O principal compartimento do palácio Azurara conserva um conjunto diversificado de peças, abrangendo um leque temporal de cinco séculos. Especial atenção merece um núcleo muito consistente relacionado com a Expansão portuguesa, onde sobressai uma tapeçaria em lã e seda tecida em Tournai, que espelha através de um cortejo com girafas, outros animais e diferentes personagens o exotismo do Oriente dado a conhecer através dos Descobrimentos. Já o gomil em porcelana da China decorado com a esfera armilar, empresa de D. Manuel I (1469-1521), assinala as primeiras encomendas nacionais aos célebres centros de manufactura daquele país. Com requintada decoração embutida de cariz naturalista, o pequeno escritório Indo-Português executado no norte da Índia, na região do Grão-Mogol, obedece a uma estrutura formal muito próxima do seu modelo de origem europeia, certamente levado nas naus portuguesas.
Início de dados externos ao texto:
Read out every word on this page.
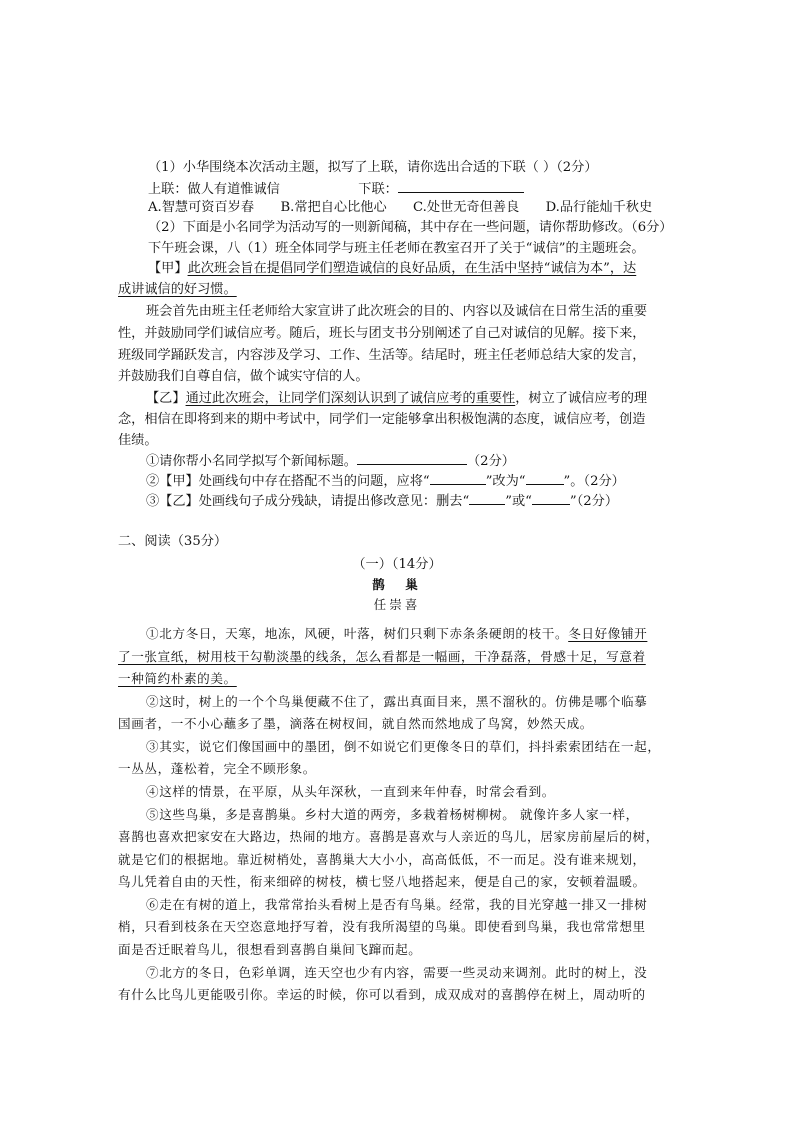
（1）小华围绕本次活动主题，拟写了上联，请你选出合适的下联（ ）（2分）
上联：做人有道惟诚信	下联：
A.智慧可资百岁春 B.常把自心比他心 C.处世无奇但善良 D.品行能灿千秋史
（2）下面是小名同学为活动写的一则新闻稿，其中存在一些问题，请你帮助修改。（6分）
下午班会课，八（1）班全体同学与班主任老师在教室召开了关于“诚信”的主题班会。
【甲】此次班会旨在提倡同学们塑造诚信的良好品质，在生活中坚持“诚信为本”，达
成讲诚信的好习惯。
班会首先由班主任老师给大家宣讲了此次班会的目的、内容以及诚信在日常生活的重要
性，并鼓励同学们诚信应考。随后，班长与团支书分别阐述了自己对诚信的见解。接下来，
班级同学踊跃发言，内容涉及学习、工作、生活等。结尾时，班主任老师总结大家的发言，
并鼓励我们自尊自信，做个诚实守信的人。
【乙】通过此次班会，让同学们深刻认识到了诚信应考的重要性，树立了诚信应考的理
念，相信在即将到来的期中考试中，同学们一定能够拿出积极饱满的态度，诚信应考，创造
佳绩。
①请你帮小名同学拟写个新闻标题。	（2分）
②【甲】处画线句中存在搭配不当的问题，应将“	”改为“	”。（2分）
③【乙】处画线句子成分残缺，请提出修改意见：删去“	”或“	”（2分）
二、阅读（35分）
（一）（14分）
鹊　巢
任崇喜
①北方冬日，天寒，地冻，风硬，叶落，树们只剩下赤条条硬朗的枝干。冬日好像铺开
了一张宣纸，树用枝干勾勒淡墨的线条，怎么看都是一幅画，干净磊落，骨感十足，写意着
一种简约朴素的美。
②这时，树上的一个个鸟巢便藏不住了，露出真面目来，黑不溜秋的。仿佛是哪个临摹
国画者，一不小心蘸多了墨，滴落在树杈间，就自然而然地成了鸟窝，妙然天成。
③其实，说它们像国画中的墨团，倒不如说它们更像冬日的草们，抖抖索索团结在一起，
一丛丛，蓬松着，完全不顾形象。
④这样的情景，在平原，从头年深秋，一直到来年仲春，时常会看到。
⑤这些鸟巢，多是喜鹊巢。乡村大道的两旁，多栽着杨树柳树。 就像许多人家一样，
喜鹊也喜欢把家安在大路边，热闹的地方。喜鹊是喜欢与人亲近的鸟儿，居家房前屋后的树，
就是它们的根据地。靠近树梢处，喜鹊巢大大小小，高高低低，不一而足。没有谁来规划，
鸟儿凭着自由的天性，衔来细碎的树枝，横七竖八地搭起来，便是自己的家，安顿着温暖。
⑥走在有树的道上，我常常抬头看树上是否有鸟巢。经常，我的目光穿越一排又一排树
梢，只看到枝条在天空恣意地抒写着，没有我所渴望的鸟巢。即使看到鸟巢，我也常常想里
面是否迁眠着鸟儿，很想看到喜鹊自巢间飞蹿而起。
⑦北方的冬日，色彩单调，连天空也少有内容，需要一些灵动来调剂。此时的树上，没
有什么比鸟儿更能吸引你。幸运的时候，你可以看到，成双成对的喜鹊停在树上，周动听的
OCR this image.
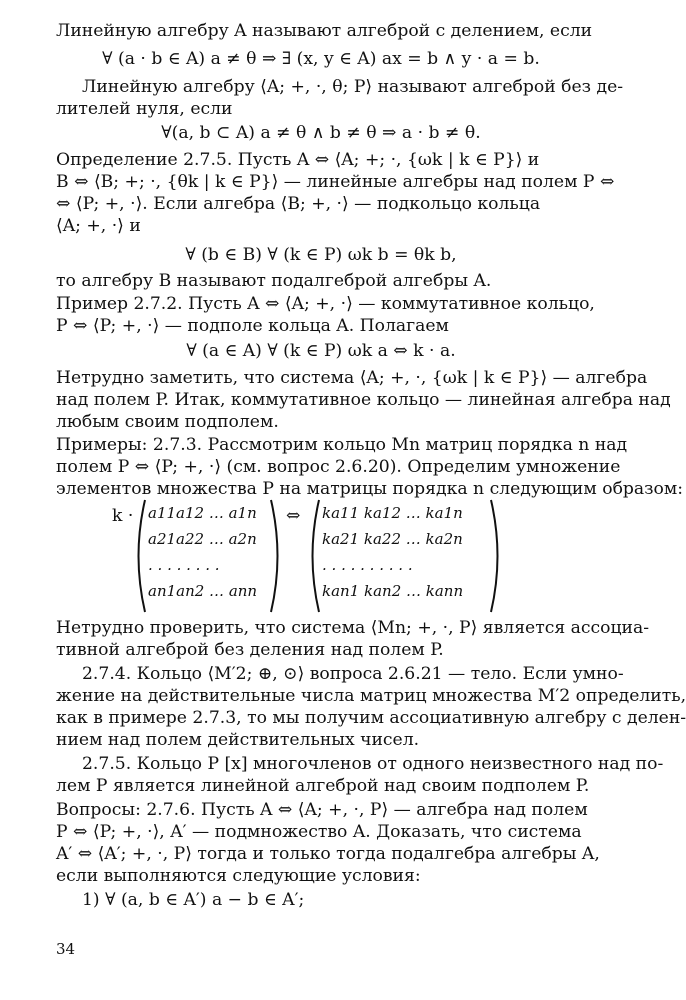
Линейную алгебру A называют алгеброй с делением, если
∀ (a · b ∈ A) a ≠ θ ⇒ ∃ (x, y ∈ A) ax = b ∧ y · a = b.
Линейную алгебру ⟨A; +, ·, θ; P⟩ называют алгеброй без де-
лителей нуля, если
∀(a, b ⊂ A) a ≠ θ ∧ b ≠ θ ⇒ a · b ≠ θ.
Определение 2.7.5. Пусть A ⇔ ⟨A; +; ·, {ωk | k ∈ P}⟩ и
B ⇔ ⟨B; +; ·, {θk | k ∈ P}⟩ — линейные алгебры над полем P ⇔
⇔ ⟨P; +, ·⟩. Если алгебра ⟨B; +, ·⟩ — подкольцо кольца
⟨A; +, ·⟩ и
∀ (b ∈ B) ∀ (k ∈ P) ωk b = θk b,
то алгебру B называют подалгеброй алгебры A.
Пример 2.7.2. Пусть A ⇔ ⟨A; +, ·⟩ — коммутативное кольцо,
P ⇔ ⟨P; +, ·⟩ — подполе кольца A. Полагаем
∀ (a ∈ A) ∀ (k ∈ P) ωk a ⇔ k · a.
Нетрудно заметить, что система ⟨A; +, ·, {ωk | k ∈ P}⟩ — алгебра
над полем P. Итак, коммутативное кольцо — линейная алгебра над
любым своим подполем.
Примеры: 2.7.3. Рассмотрим кольцо Mn матриц порядка n над
полем P ⇔ ⟨P; +, ·⟩ (см. вопрос 2.6.20). Определим умножение
элементов множества P на матрицы порядка n следующим образом:
k · a11a12 … a1n
a21a22 … a2n
. . . . . . . .
an1an2 … ann
⇔	ka11 ka12 … ka1n
ka21 ka22 … ka2n
. . . . . . . . . .
kan1 kan2 … kann
Нетрудно проверить, что система ⟨Mn; +, ·, P⟩ является ассоциа-
тивной алгеброй без деления над полем P.
2.7.4. Кольцо ⟨M′2; ⊕, ⊙⟩ вопроса 2.6.21 — тело. Если умно-
жение на действительные числа матриц множества M′2 определить,
как в примере 2.7.3, то мы получим ассоциативную алгебру с делен-
нием над полем действительных чисел.
2.7.5. Кольцо P [x] многочленов от одного неизвестного над по-
лем P является линейной алгеброй над своим подполем P.
Вопросы: 2.7.6. Пусть A ⇔ ⟨A; +, ·, P⟩ — алгебра над полем
P ⇔ ⟨P; +, ·⟩, A′ — подмножество A. Доказать, что система
A′ ⇔ ⟨A′; +, ·, P⟩ тогда и только тогда подалгебра алгебры A,
если выполняются следующие условия:
1) ∀ (a, b ∈ A′) a − b ∈ A′;
34
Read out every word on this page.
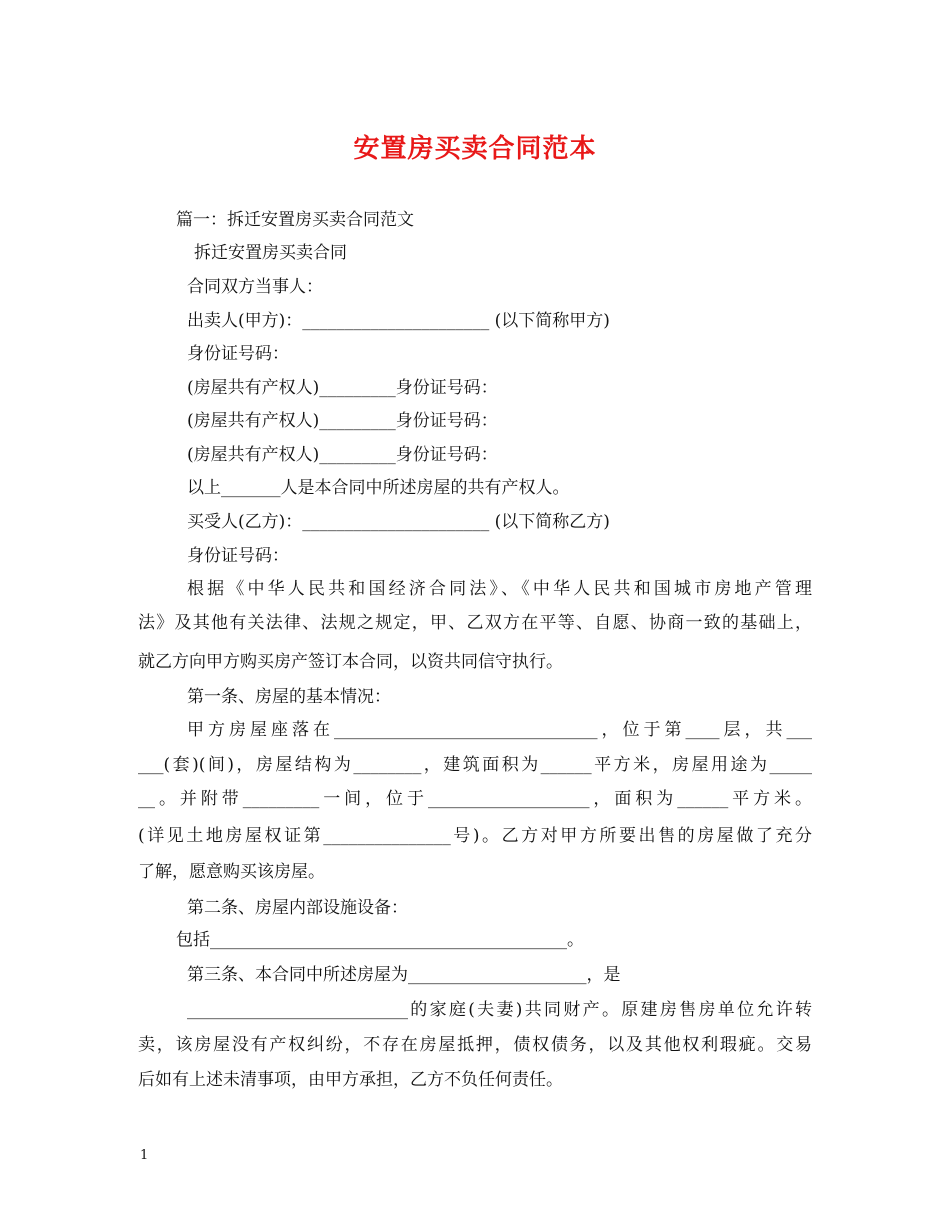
安置房买卖合同范本
篇一：拆迁安置房买卖合同范文
拆迁安置房买卖合同
合同双方当事人：
出卖人(甲方)：______________________ (以下简称甲方)
身份证号码：
(房屋共有产权人)_________身份证号码：
(房屋共有产权人)_________身份证号码：
(房屋共有产权人)_________身份证号码：
以上_______人是本合同中所述房屋的共有产权人。
买受人(乙方)：______________________ (以下简称乙方)
身份证号码：
根据《中华人民共和国经济合同法》、《中华人民共和国城市房地产管理
法》及其他有关法律、法规之规定，甲、乙双方在平等、自愿、协商一致的基础上，
就乙方向甲方购买房产签订本合同，以资共同信守执行。
第一条、房屋的基本情况：
甲方房屋座落在_______________________________，位于第____层，共___
___(套)(间)，房屋结构为________，建筑面积为______平方米，房屋用途为_____
__。并附带_________一间，位于___________________，面积为______平方米。
(详见土地房屋权证第_______________号)。乙方对甲方所要出售的房屋做了充分
了解，愿意购买该房屋。
第二条、房屋内部设施设备：
包括__________________________________________。
第三条、本合同中所述房屋为_____________________，是
__________________________的家庭(夫妻)共同财产。原建房售房单位允许转
卖，该房屋没有产权纠纷，不存在房屋抵押，债权债务，以及其他权利瑕疵。交易
后如有上述未清事项，由甲方承担，乙方不负任何责任。
1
A mesa e os dois contadores foram já executados no sul daquele território, na região de Goa, como atestam os embutidos de configuração geométrica, e as pernas em teca entalhada. Revelando a influência dos têxteis orientais em Portugal, o grande tapete de Arraiolos encontra-se bordado com o chamado “padrão de bichos”, bastante representativo daquela indústria durante a primeira metade do século XVIII.